1) É um contra-senso antecipar medidas isoladas, como a abertura da mídia ao capital estrangeiro, às vésperas de um amplo processo de redefinição do modelo institucional e jurídico da área das comunicações.

A alienação, mesmo parcial, do capital e do conseqüente controle das empresas nacionais de mídia a empresas estrangeiras não pode ser premissa para um processo de reconstituição institucional e jurídica da área das comunicações, que é urgente, mas está sendo debatida de forma fragmentada.
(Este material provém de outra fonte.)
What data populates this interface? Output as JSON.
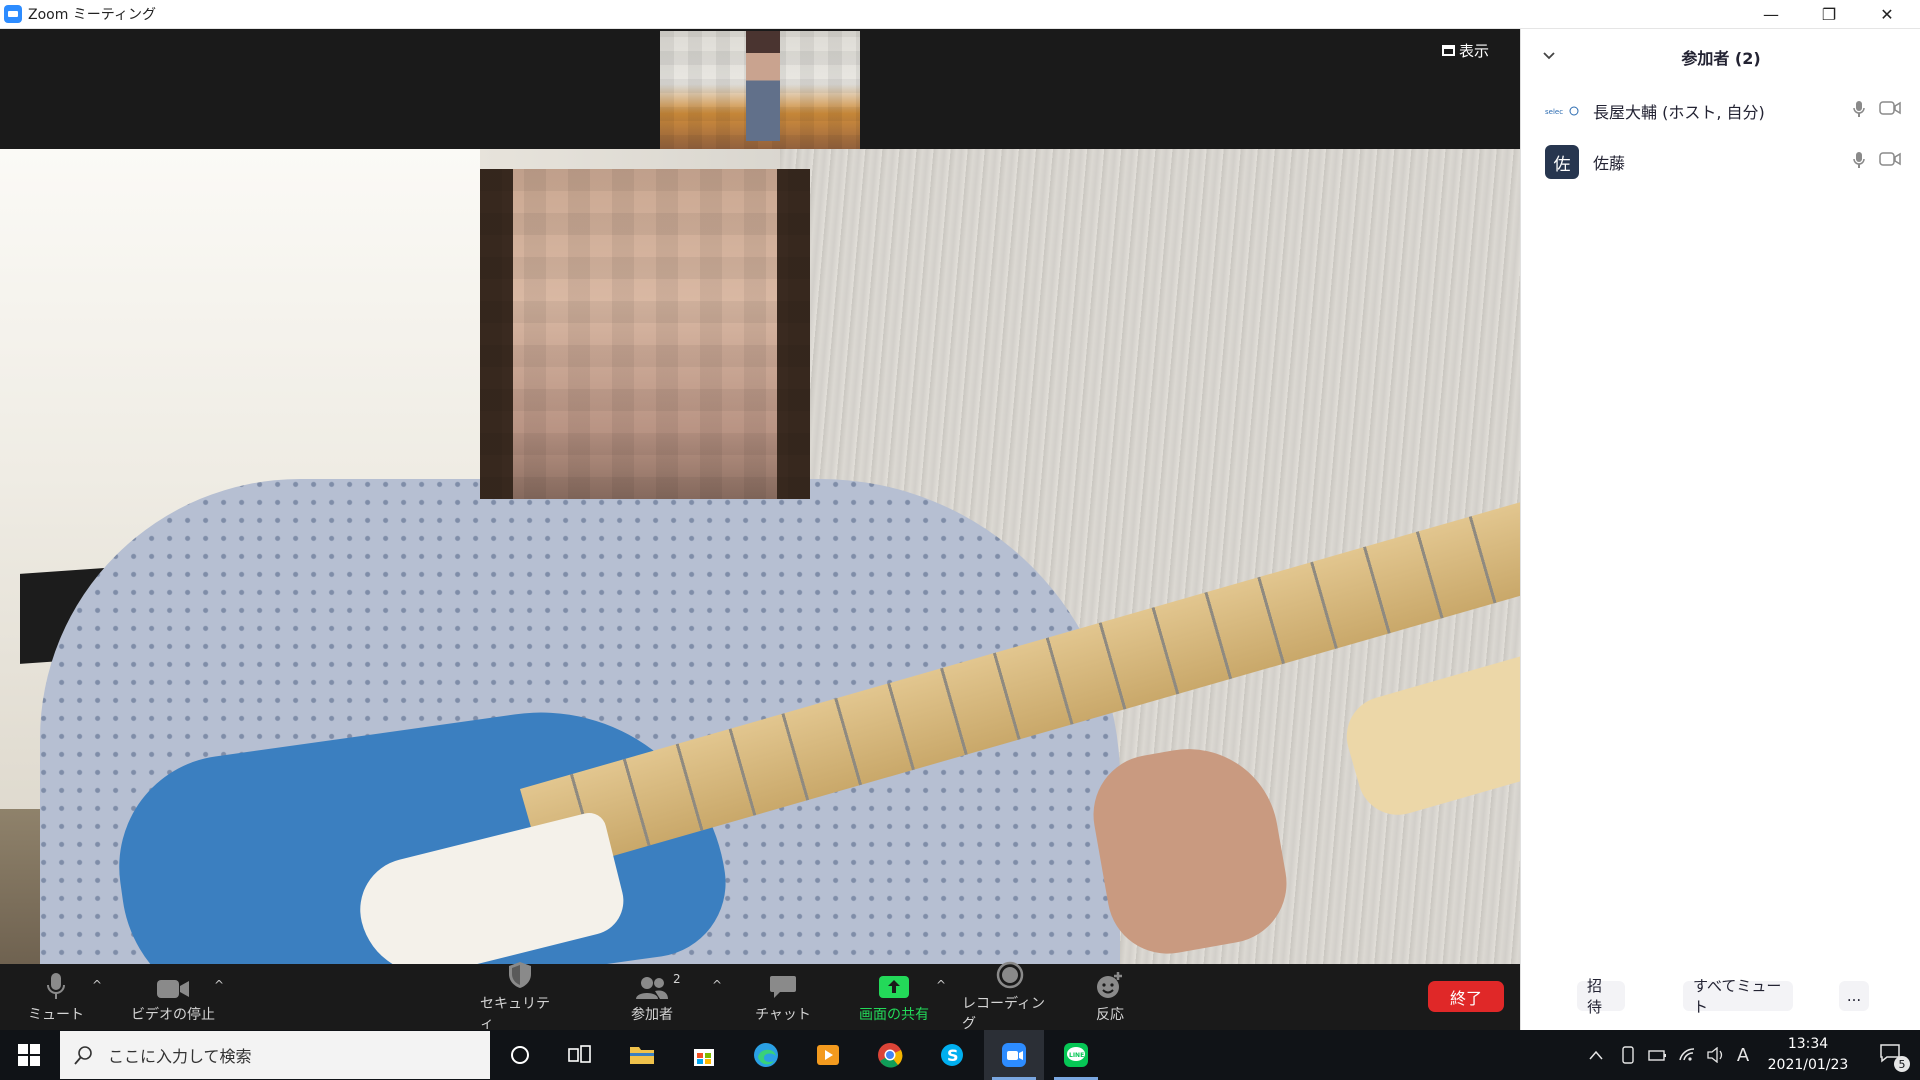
{
  "window": {
    "title": "Zoom ミーティング",
    "controls": {
      "minimize": "—",
      "restore": "❐",
      "close": "✕"
    }
  },
  "video": {
    "view_label": "表示"
  },
  "toolbar": {
    "mute": "ミュート",
    "video_stop": "ビデオの停止",
    "security": "セキュリティ",
    "participants": "参加者",
    "participants_count": "2",
    "chat": "チャット",
    "share_screen": "画面の共有",
    "recording": "レコーディング",
    "reaction": "反応",
    "end": "終了",
    "caret": "^",
    "share_color": "#23d959",
    "end_color": "#e02828"
  },
  "participants_panel": {
    "title": "参加者 (2)",
    "participants": [
      {
        "name": "長屋大輔 (ホスト, 自分)",
        "avatar_icon": "selec-logo-icon"
      },
      {
        "name": "佐藤",
        "avatar_text": "佐",
        "avatar_color": "#27364f"
      }
    ],
    "invite": "招待",
    "mute_all": "すべてミュート",
    "more": "..."
  },
  "taskbar": {
    "search_placeholder": "ここに入力して検索",
    "time": "13:34",
    "date": "2021/01/23",
    "ime": "A",
    "notification_count": "5"
  }
}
Esta área encontra-se jurídica e institucionalmente em estado caótico: a legislação está defasada e, em muitos casos, é simplesmente descumprida; há conflito de competência entre a Agência Nacional de Telecomunicações (Anatel) e o Ministério das Comunicações; prepara-se, sem o amparo da lei, a introdução de uma revolução nos sistemas e no mercado de comunicação com a implantação da tecnologia digital nos segmentos de TV, rádio e TV por assinatura e as empresas de comunicação conjunturalmente enfrentam uma crise financeira que as deixa particularmrnte vulneráveis. Neste cenário, a entrada do capital estrangeiro tem sido tratada pelas empresas como uma saída simplista e pragmática para a solução imediata de seus problemas de “caixa”. Tratam, assim, de uma questão que é estratégica para a área das comunicações e para a democracia no país como se fosse um mero problema empresarial e conjuntural. O empresariado propõe que, ao invés de formularmos as bases de um novo modelo para a área das comunicações, optemos por antecipar isoladamente a definição de um aspecto particular – a questão do capital estrangeiro – que deveria ser conseqüência da formulação deste mesmo modelo.
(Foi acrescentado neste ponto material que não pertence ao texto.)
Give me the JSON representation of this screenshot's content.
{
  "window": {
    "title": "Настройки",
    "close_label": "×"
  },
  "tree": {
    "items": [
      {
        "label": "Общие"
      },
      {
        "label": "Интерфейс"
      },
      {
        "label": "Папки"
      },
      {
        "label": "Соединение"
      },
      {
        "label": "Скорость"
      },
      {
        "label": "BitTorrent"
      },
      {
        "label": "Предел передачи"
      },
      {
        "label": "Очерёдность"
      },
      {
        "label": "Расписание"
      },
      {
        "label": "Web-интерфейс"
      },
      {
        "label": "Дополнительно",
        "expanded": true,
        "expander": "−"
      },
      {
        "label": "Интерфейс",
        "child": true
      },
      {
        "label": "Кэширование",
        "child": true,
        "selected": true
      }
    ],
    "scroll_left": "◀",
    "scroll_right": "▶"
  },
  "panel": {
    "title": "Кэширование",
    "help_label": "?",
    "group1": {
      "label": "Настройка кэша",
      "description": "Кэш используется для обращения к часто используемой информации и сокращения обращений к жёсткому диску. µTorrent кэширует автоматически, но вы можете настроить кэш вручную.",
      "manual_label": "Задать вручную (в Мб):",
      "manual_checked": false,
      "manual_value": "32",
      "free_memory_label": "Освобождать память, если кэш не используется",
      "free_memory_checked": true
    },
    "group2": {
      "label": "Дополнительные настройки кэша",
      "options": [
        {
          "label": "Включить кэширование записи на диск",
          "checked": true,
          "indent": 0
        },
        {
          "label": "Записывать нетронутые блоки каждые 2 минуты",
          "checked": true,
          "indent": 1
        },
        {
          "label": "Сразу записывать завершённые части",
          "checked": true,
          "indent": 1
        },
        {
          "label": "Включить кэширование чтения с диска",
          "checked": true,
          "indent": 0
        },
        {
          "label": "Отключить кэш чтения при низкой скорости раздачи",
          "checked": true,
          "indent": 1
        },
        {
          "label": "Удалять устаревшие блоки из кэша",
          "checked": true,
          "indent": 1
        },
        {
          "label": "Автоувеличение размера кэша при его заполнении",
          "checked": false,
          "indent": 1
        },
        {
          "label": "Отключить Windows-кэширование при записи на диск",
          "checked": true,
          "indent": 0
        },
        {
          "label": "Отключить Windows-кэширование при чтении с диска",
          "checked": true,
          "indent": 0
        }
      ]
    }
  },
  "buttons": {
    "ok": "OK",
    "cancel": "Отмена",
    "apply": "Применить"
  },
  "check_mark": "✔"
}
Não há como enfrentar a crise da mídia brasileira com medidas isoladas desconsiderando, entre outros, os seguintes problemas:

2) A capitalização das empresas de mídia e a solução dos atuais problemas financeiros dos grandes grupos do setor continua sendo a única justificativa para a mudança da Constituição que permitirá a abertura ao capital estrangeiro. Nenhuma outra alternativa com capital e agências nacionais, apesar de existir, entretanto, foi considerada com seriedade e profundidade.

Até agora, a única justificativa para a abertura da mídia ao capital estrangeiro é a alegada necessidade de capitalizar as empresas do setor que estariam enfrentando uma grave crise. De fato, o mercado de mídia atravessa um crise conjuntural com a retração do mercado. Os mesmos grupos que hoje se ressentem da crise, em 2000 festejavam o ano de melhor desempenho do setor na última década.
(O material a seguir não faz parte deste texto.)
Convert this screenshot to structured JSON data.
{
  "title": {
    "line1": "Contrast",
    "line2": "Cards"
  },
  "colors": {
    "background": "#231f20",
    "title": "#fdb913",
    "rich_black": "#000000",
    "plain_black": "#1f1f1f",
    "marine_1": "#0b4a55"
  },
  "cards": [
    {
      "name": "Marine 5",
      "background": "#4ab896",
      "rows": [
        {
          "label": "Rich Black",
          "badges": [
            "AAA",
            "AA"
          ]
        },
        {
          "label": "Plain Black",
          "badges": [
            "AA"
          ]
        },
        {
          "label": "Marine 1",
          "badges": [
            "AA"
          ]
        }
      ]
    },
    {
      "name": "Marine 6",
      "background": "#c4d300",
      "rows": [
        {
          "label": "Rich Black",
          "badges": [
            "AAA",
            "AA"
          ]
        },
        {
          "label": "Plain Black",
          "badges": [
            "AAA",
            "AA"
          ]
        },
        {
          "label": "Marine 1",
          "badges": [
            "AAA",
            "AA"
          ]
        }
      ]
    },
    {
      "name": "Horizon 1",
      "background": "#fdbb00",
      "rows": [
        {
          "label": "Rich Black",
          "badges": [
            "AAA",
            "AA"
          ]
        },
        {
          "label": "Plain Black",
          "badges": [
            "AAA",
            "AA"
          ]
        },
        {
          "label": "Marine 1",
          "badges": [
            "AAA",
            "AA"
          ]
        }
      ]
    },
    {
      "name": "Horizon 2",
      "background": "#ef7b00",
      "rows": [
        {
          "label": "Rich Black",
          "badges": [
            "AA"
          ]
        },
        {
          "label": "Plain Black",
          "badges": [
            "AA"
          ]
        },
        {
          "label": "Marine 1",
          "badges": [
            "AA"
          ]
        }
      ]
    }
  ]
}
Até hoje, entretanto, nenhum estudo com a profundidade necessária foi apresentado. As empresas de mídia não abrem seus números e a real situação de suas finanças é desconhecida. Não há comprovação senão sobre a existência de um período conjuntural de retração do mercado de mídia.

Ao contrário de diversos outros setores da economia, que temem a concorrência do capital externo, as grandes empresas de mídia do país querem a presença dos estrangeiros no país. As motivações dos grupos de mídia e seus argumentos em defesa da abertura do setor ao capital estrangeiro, entretanto, são contraditórios. Entre 1995 e 2000, período em que tramitaram as propostas de emenda constitucional que resultaram na aprovação da PEC na Câmara dos Deputados, em 21/2, as organizações Globo foram o grupo que mais resistiu à abertura ao capital estrangeiro, com o compreensível temor de ter de defrontar-se com concorrentes à altura. Esta posição só se alterou em meados de 2001, quando a Globo – também passando a enfrentar problemas financeiros, principalmente, nas suas operações de TV por assinatura – resolveu então apoiar a abertura. Assim as condições políticas para sua aprovação deslancharam.

As oposições aceitaram facilmente a tese de que a abertura ao capital estrangeiro constitui a única alternativa para a capitalização e a solução dos problemas financeiros das empresas de mídia.

O economista e deputado Aloizio Mercadante (PT-SP), na sessão da Câmara de 11/12/02, que votou a PEC em primeiro turno, chegou a citar outras possibilidades, como a mobilização de recursos do BNDES ou dos fundos de pensão. Mas nem nesta sessão, e nem ao longo do debate, tais alternativas foram analisadas a fundo.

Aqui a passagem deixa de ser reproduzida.